Can not get prebuilt lambda: Error: Command failed: /usr/local/bin/node /tmp/jsii-kernel-466bYE/node_modules/cdk-ecr-deployment/lambda/install.js /tmp/jsii-kernel-466bYE/node_modules/cdk-ecr-deployment/lambda/out

Then while creating the lambda:

"errorMessage": "Uploaded file must be a non-empty zip",

edit: Issue is fixed by setting 'cdk-ecr-deployment==3.0.23' as recommended above

RanbirAulakh commented 4 months ago

@mikedescalzo If you pin cdk-ecr-deployment as 3.0.66, it fixes the issue for me!

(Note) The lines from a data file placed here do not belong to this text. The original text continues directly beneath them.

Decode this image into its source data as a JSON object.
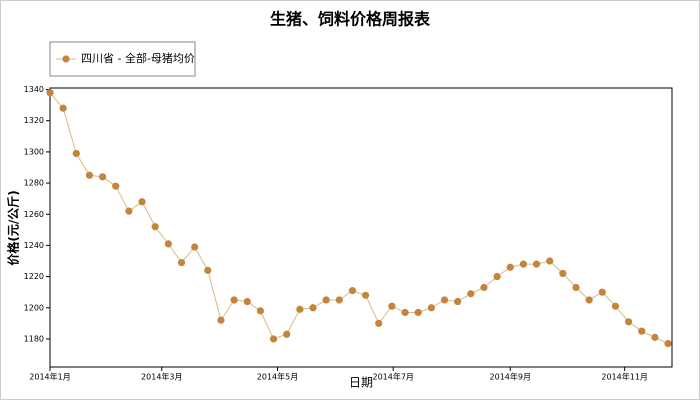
{
  "chart_data": {
    "type": "line",
    "title": "生猪、饲料价格周报表",
    "y_label": "价格(元/公斤)",
    "x_label": "日期",
    "x": [
      0,
      1,
      2,
      3,
      4,
      5,
      6,
      7,
      8,
      9,
      10,
      11,
      12,
      13,
      14,
      15,
      16,
      17,
      18,
      19,
      20,
      21,
      22,
      23,
      24,
      25,
      26,
      27,
      28,
      29,
      30,
      31,
      32,
      33,
      34,
      35,
      36,
      37,
      38,
      39,
      40,
      41,
      42,
      43,
      44,
      45,
      46,
      47
    ],
    "series": [
      {
        "name": "四川省 - 全部-母猪均价",
        "color": "#c4843c",
        "values": [
          1338,
          1328,
          1299,
          1285,
          1284,
          1278,
          1262,
          1268,
          1252,
          1241,
          1229,
          1239,
          1224,
          1192,
          1205,
          1204,
          1198,
          1180,
          1183,
          1199,
          1200,
          1205,
          1205,
          1211,
          1208,
          1190,
          1201,
          1197,
          1197,
          1200,
          1205,
          1204,
          1209,
          1213,
          1220,
          1226,
          1228,
          1228,
          1230,
          1222,
          1213,
          1205,
          1210,
          1201,
          1191,
          1185,
          1181,
          1177
        ]
      }
    ],
    "xlim": [
      0,
      47.3
    ],
    "xticks": [
      {
        "value": 0,
        "label": "2014年1月"
      },
      {
        "value": 8.5,
        "label": "2014年3月"
      },
      {
        "value": 17.3,
        "label": "2014年5月"
      },
      {
        "value": 26.1,
        "label": "2014年7月"
      },
      {
        "value": 35,
        "label": "2014年9月"
      },
      {
        "value": 43.7,
        "label": "2014年11月"
      }
    ],
    "ylim": [
      1162,
      1341
    ],
    "yticks": [
      1180,
      1200,
      1220,
      1240,
      1260,
      1280,
      1300,
      1320,
      1340
    ],
    "legend": "top-left"
  }
}
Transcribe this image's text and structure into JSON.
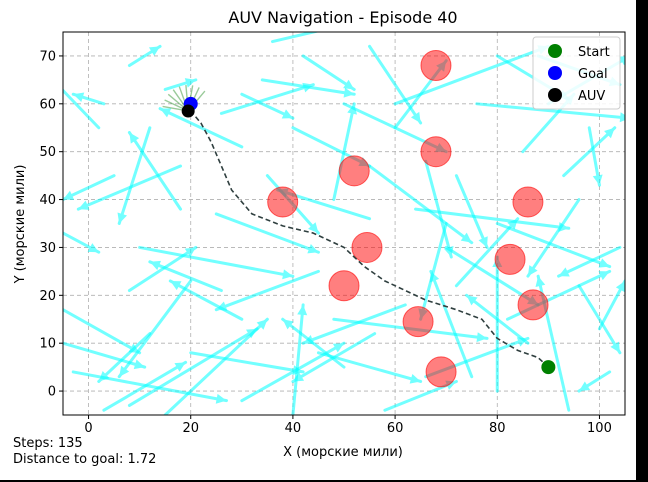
{
  "window": {
    "title": "AUV Navigation - Episode 40"
  },
  "status": {
    "steps": "Steps: 135",
    "distance": "Distance to goal: 1.72"
  },
  "colors": {
    "current": "#00ffff",
    "obstacle": "#ff0000",
    "path": "#2f3f3f",
    "start": "#008000",
    "goal": "#0000ff",
    "auv": "#000000",
    "sensor": "#228b22"
  },
  "chart_data": {
    "type": "scatter",
    "title": "AUV Navigation - Episode 40",
    "xlabel": "X (морские мили)",
    "ylabel": "Y (морские мили)",
    "xlim": [
      -5,
      105
    ],
    "ylim": [
      -5,
      75
    ],
    "xticks": [
      0,
      20,
      40,
      60,
      80,
      100
    ],
    "yticks": [
      0,
      10,
      20,
      30,
      40,
      50,
      60,
      70
    ],
    "grid": true,
    "legend_position": "top-right",
    "legend": [
      {
        "label": "Start",
        "color": "#008000"
      },
      {
        "label": "Goal",
        "color": "#0000ff"
      },
      {
        "label": "AUV",
        "color": "#000000"
      }
    ],
    "start": [
      90,
      5
    ],
    "goal": [
      20,
      60
    ],
    "auv": [
      19.5,
      58.5
    ],
    "obstacles": [
      [
        68,
        68
      ],
      [
        68,
        50
      ],
      [
        52,
        46
      ],
      [
        38,
        39.5
      ],
      [
        86,
        39.5
      ],
      [
        54.5,
        30
      ],
      [
        82.5,
        27.5
      ],
      [
        50,
        22
      ],
      [
        87,
        18
      ],
      [
        64.5,
        14.5
      ],
      [
        69,
        4
      ]
    ],
    "path": [
      [
        90,
        5
      ],
      [
        88,
        7
      ],
      [
        84,
        8.5
      ],
      [
        80,
        11
      ],
      [
        77,
        15
      ],
      [
        72,
        17
      ],
      [
        66,
        19
      ],
      [
        62,
        21
      ],
      [
        58,
        23
      ],
      [
        54,
        26
      ],
      [
        50,
        30
      ],
      [
        44,
        33
      ],
      [
        38,
        34.5
      ],
      [
        32,
        37
      ],
      [
        28,
        42
      ],
      [
        26,
        47
      ],
      [
        24,
        52
      ],
      [
        22,
        56
      ],
      [
        20,
        58.5
      ]
    ],
    "currents": [
      [
        -3,
        4,
        30,
        -6
      ],
      [
        -5,
        33,
        7,
        -4
      ],
      [
        3,
        60,
        -6,
        2
      ],
      [
        8,
        68,
        6,
        4
      ],
      [
        15,
        63,
        6,
        2
      ],
      [
        18,
        47,
        -20,
        -9
      ],
      [
        18,
        38,
        -10,
        16
      ],
      [
        20,
        23,
        -14,
        -20
      ],
      [
        10,
        30,
        30,
        -6
      ],
      [
        8,
        21,
        13,
        9
      ],
      [
        -5,
        17,
        15,
        -9
      ],
      [
        -5,
        10,
        16,
        -5
      ],
      [
        3,
        -4,
        16,
        10
      ],
      [
        8,
        -3,
        25,
        16
      ],
      [
        15,
        -5,
        20,
        20
      ],
      [
        26,
        21,
        -14,
        6
      ],
      [
        25,
        37,
        20,
        -8
      ],
      [
        30,
        51,
        -16,
        8
      ],
      [
        26,
        58,
        18,
        6
      ],
      [
        30,
        62,
        10,
        -5
      ],
      [
        40,
        55,
        15,
        -8
      ],
      [
        34,
        65,
        18,
        -3
      ],
      [
        42,
        70,
        10,
        -7
      ],
      [
        36,
        73,
        20,
        5
      ],
      [
        50,
        60,
        20,
        -10
      ],
      [
        55,
        47,
        20,
        -16
      ],
      [
        55,
        72,
        10,
        -16
      ],
      [
        60,
        60,
        30,
        12
      ],
      [
        40,
        -5,
        2,
        23
      ],
      [
        45,
        8,
        20,
        -6
      ],
      [
        30,
        -2,
        20,
        12
      ],
      [
        50,
        5,
        -12,
        10
      ],
      [
        56,
        12,
        -16,
        -10
      ],
      [
        66,
        3,
        20,
        8
      ],
      [
        62,
        18,
        -20,
        -8
      ],
      [
        70,
        30,
        18,
        -12
      ],
      [
        70,
        35,
        -5,
        -20
      ],
      [
        72,
        22,
        12,
        14
      ],
      [
        75,
        3,
        -8,
        22
      ],
      [
        80,
        0,
        0,
        28
      ],
      [
        82,
        15,
        20,
        10
      ],
      [
        86,
        10,
        -12,
        10
      ],
      [
        94,
        -4,
        -6,
        28
      ],
      [
        96,
        40,
        -10,
        -16
      ],
      [
        98,
        55,
        2,
        -12
      ],
      [
        96,
        22,
        8,
        -14
      ],
      [
        100,
        13,
        5,
        10
      ],
      [
        90,
        60,
        16,
        10
      ],
      [
        85,
        50,
        10,
        12
      ],
      [
        76,
        60,
        30,
        -3
      ],
      [
        80,
        70,
        14,
        -9
      ],
      [
        88,
        70,
        16,
        -6
      ],
      [
        93,
        45,
        10,
        10
      ],
      [
        64,
        38,
        30,
        -4
      ],
      [
        80,
        35,
        22,
        -9
      ],
      [
        48,
        15,
        30,
        -4
      ],
      [
        55,
        36,
        -18,
        6
      ],
      [
        12,
        55,
        -6,
        -20
      ],
      [
        2,
        55,
        -9,
        10
      ],
      [
        5,
        45,
        -10,
        -5
      ],
      [
        60,
        55,
        10,
        14
      ],
      [
        66,
        48,
        5,
        -20
      ],
      [
        72,
        45,
        6,
        -15
      ],
      [
        35,
        45,
        10,
        -12
      ],
      [
        45,
        25,
        -20,
        -8
      ],
      [
        30,
        15,
        -14,
        8
      ],
      [
        20,
        8,
        22,
        -4
      ],
      [
        12,
        12,
        -10,
        -10
      ],
      [
        58,
        -4,
        14,
        6
      ],
      [
        104,
        30,
        -12,
        -6
      ],
      [
        102,
        4,
        -6,
        -4
      ],
      [
        48,
        40,
        4,
        20
      ]
    ]
  }
}
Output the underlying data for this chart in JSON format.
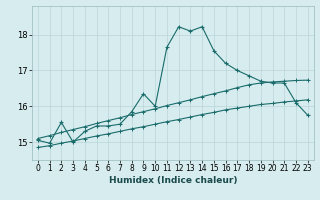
{
  "xlabel": "Humidex (Indice chaleur)",
  "ylabel": "",
  "xlim": [
    -0.5,
    23.5
  ],
  "ylim": [
    14.5,
    18.8
  ],
  "yticks": [
    15,
    16,
    17,
    18
  ],
  "xticks": [
    0,
    1,
    2,
    3,
    4,
    5,
    6,
    7,
    8,
    9,
    10,
    11,
    12,
    13,
    14,
    15,
    16,
    17,
    18,
    19,
    20,
    21,
    22,
    23
  ],
  "bg_color": "#d6ecee",
  "grid_color": "#b8d4d8",
  "line_color": "#1a6b6b",
  "line1": [
    15.05,
    14.97,
    15.55,
    15.0,
    15.3,
    15.45,
    15.45,
    15.5,
    15.85,
    16.35,
    16.0,
    17.65,
    18.22,
    18.1,
    18.22,
    17.55,
    17.2,
    17.0,
    16.85,
    16.7,
    16.65,
    16.65,
    16.1,
    15.75
  ],
  "line2": [
    15.1,
    15.18,
    15.27,
    15.35,
    15.43,
    15.52,
    15.6,
    15.68,
    15.77,
    15.85,
    15.93,
    16.02,
    16.1,
    16.18,
    16.27,
    16.35,
    16.43,
    16.52,
    16.6,
    16.65,
    16.68,
    16.7,
    16.72,
    16.73
  ],
  "line3": [
    14.85,
    14.9,
    14.97,
    15.03,
    15.1,
    15.17,
    15.23,
    15.3,
    15.37,
    15.43,
    15.5,
    15.57,
    15.63,
    15.7,
    15.77,
    15.83,
    15.9,
    15.95,
    16.0,
    16.05,
    16.08,
    16.12,
    16.15,
    16.18
  ]
}
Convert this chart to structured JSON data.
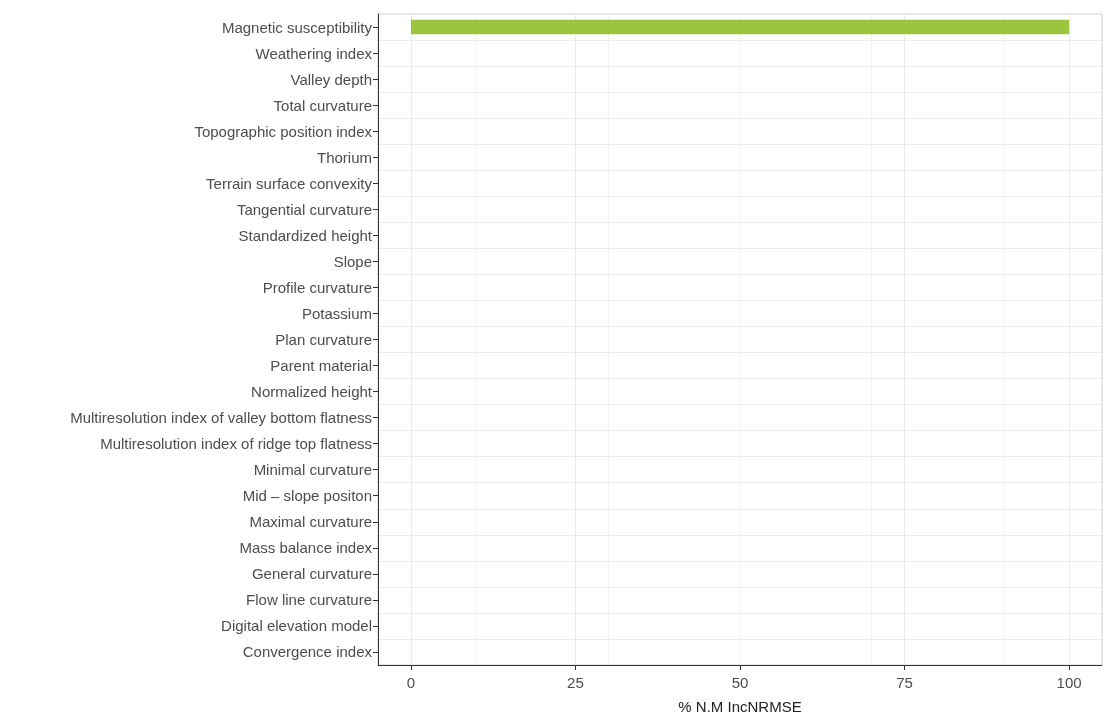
{
  "chart_data": {
    "type": "bar",
    "orientation": "horizontal",
    "xlabel": "% N.M IncNRMSE",
    "categories": [
      "Magnetic susceptibility",
      "Weathering index",
      "Valley depth",
      "Total curvature",
      "Topographic position index",
      "Thorium",
      "Terrain surface convexity",
      "Tangential curvature",
      "Standardized height",
      "Slope",
      "Profile curvature",
      "Potassium",
      "Plan curvature",
      "Parent material",
      "Normalized height",
      "Multiresolution index of valley bottom flatness",
      "Multiresolution index of ridge top flatness",
      "Minimal curvature",
      "Mid – slope positon",
      "Maximal curvature",
      "Mass balance index",
      "General curvature",
      "Flow line curvature",
      "Digital elevation model",
      "Convergence index"
    ],
    "values": [
      100,
      0,
      0,
      0,
      0,
      0,
      0,
      0,
      0,
      0,
      0,
      0,
      0,
      0,
      0,
      0,
      0,
      0,
      0,
      0,
      0,
      0,
      0,
      0,
      0
    ],
    "color": "#9bc43f",
    "xlim": [
      -5,
      105
    ],
    "xticks": [
      0,
      25,
      50,
      75,
      100
    ],
    "grid": true
  }
}
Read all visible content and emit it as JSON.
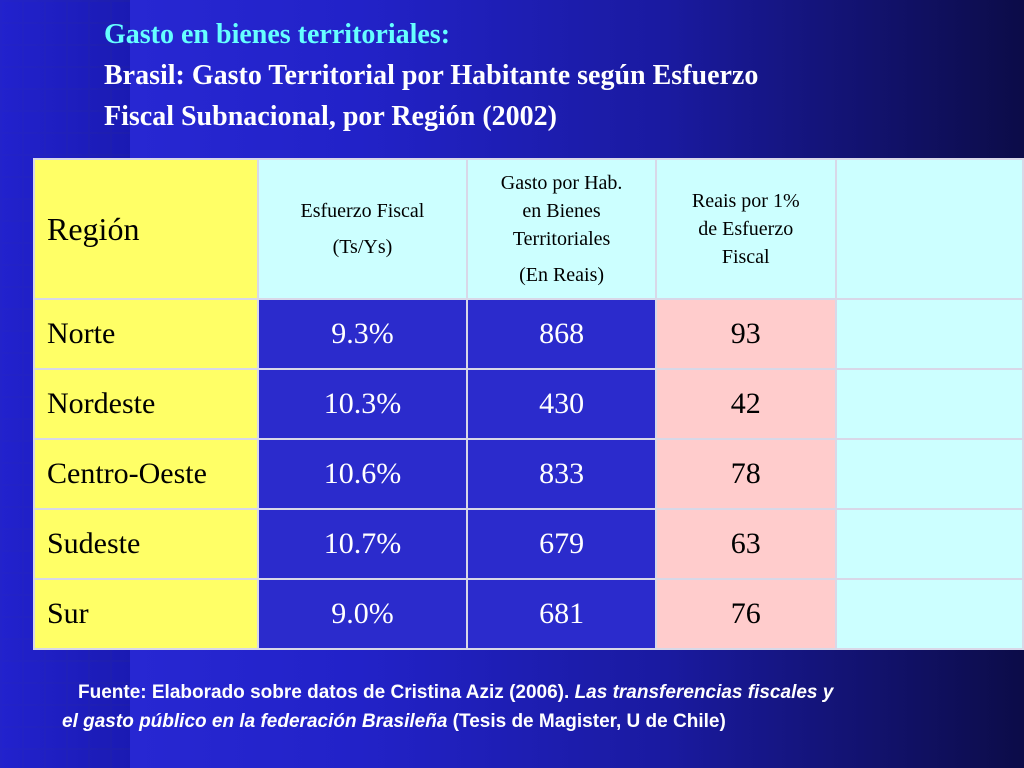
{
  "title": {
    "line1": "Gasto en bienes territoriales:",
    "line2": "Brasil: Gasto Territorial por Habitante según Esfuerzo",
    "line3": "Fiscal Subnacional, por Región (2002)"
  },
  "table": {
    "headers": {
      "region": "Región",
      "esfuerzo_l1": "Esfuerzo Fiscal",
      "esfuerzo_l2": "(Ts/Ys)",
      "gasto_l1": "Gasto por Hab.",
      "gasto_l2": "en Bienes",
      "gasto_l3": "Territoriales",
      "gasto_l4": "(En Reais)",
      "reais_l1": "Reais por 1%",
      "reais_l2": "de Esfuerzo",
      "reais_l3": "Fiscal",
      "empty": ""
    },
    "rows": [
      {
        "region": "Norte",
        "esfuerzo": "9.3%",
        "gasto": "868",
        "reais": "93"
      },
      {
        "region": "Nordeste",
        "esfuerzo": "10.3%",
        "gasto": "430",
        "reais": "42"
      },
      {
        "region": "Centro-Oeste",
        "esfuerzo": "10.6%",
        "gasto": "833",
        "reais": "78"
      },
      {
        "region": "Sudeste",
        "esfuerzo": "10.7%",
        "gasto": "679",
        "reais": "63"
      },
      {
        "region": "Sur",
        "esfuerzo": "9.0%",
        "gasto": "681",
        "reais": "76"
      }
    ]
  },
  "footer": {
    "prefix": "Fuente: Elaborado sobre datos de Cristina Aziz (2006). ",
    "italic_1": "Las transferencias fiscales y",
    "italic_2": "el gasto público en la federación Brasileña",
    "suffix": " (Tesis de Magister, U de Chile)"
  },
  "colors": {
    "background": "#2222c8",
    "title_first_line": "#66ffff",
    "region_column": "#ffff66",
    "header_cells": "#ccffff",
    "data_cells": "#2b2bcc",
    "reais_cells": "#ffcccc"
  }
}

bruceduhamel commented 3 months ago

I confirmed this issue today in cdk-ecr-deployment==3.0.75 using python 3.11 but was working with 3.0.71

dennmee commented 1 month ago

Having same issue with the latest version 3.0.100 , pinning to the previous one worked.

mzha999 commented 1 month ago

Hi @dennmee, could you please let me know which version you’re currently using?

dennmee commented 1 month ago

Hi @dennmee, could you please let me know which version you’re currently using?

We pinned it to 3.0.96 for now.

SamStephens commented 1 month ago

@mzha999 are you a maintainer of this package? If so, what do you think about removing the prebuilt Lambda functionality entirely, so the lambda is always built locally? The prebuild functionality keeps failing and causing issues, as we can see from this issue.

I don't think the prebuild gains us enough to be worth maintaining, especially considering how little development work goes into this package. Docker should cache the build, so not prebuilding shouldn't actually cost developers much time. I think we're better to remove this functionality and simplify the package. We're better off having the code focus on actual function, not build optimisations we do not really need.

jchong18 commented 1 month ago

Having the same issue here with 3.0.100. Changing to version 3.0.96 fixed the issue.

athewsey commented 1 month ago

Seeing same on 3.0.100 here too (aws-cdk-lib==2.140.0)

Even rolling back to 3.0.99 seemed to fix the deployment for us

ooiyeefei commented 1 month ago

faced the same issue when i set "cdk-ecr-deployment": "^3.0.109" but resolved with pinning it at 3.0.66 as mentioned by @RanbirAulakh !

mrgrain commented 2 weeks ago

3.0.100 to 3.0.109 are missing the pre-built lambda. Later versions should work. We are planning on replacing the current approach with something else.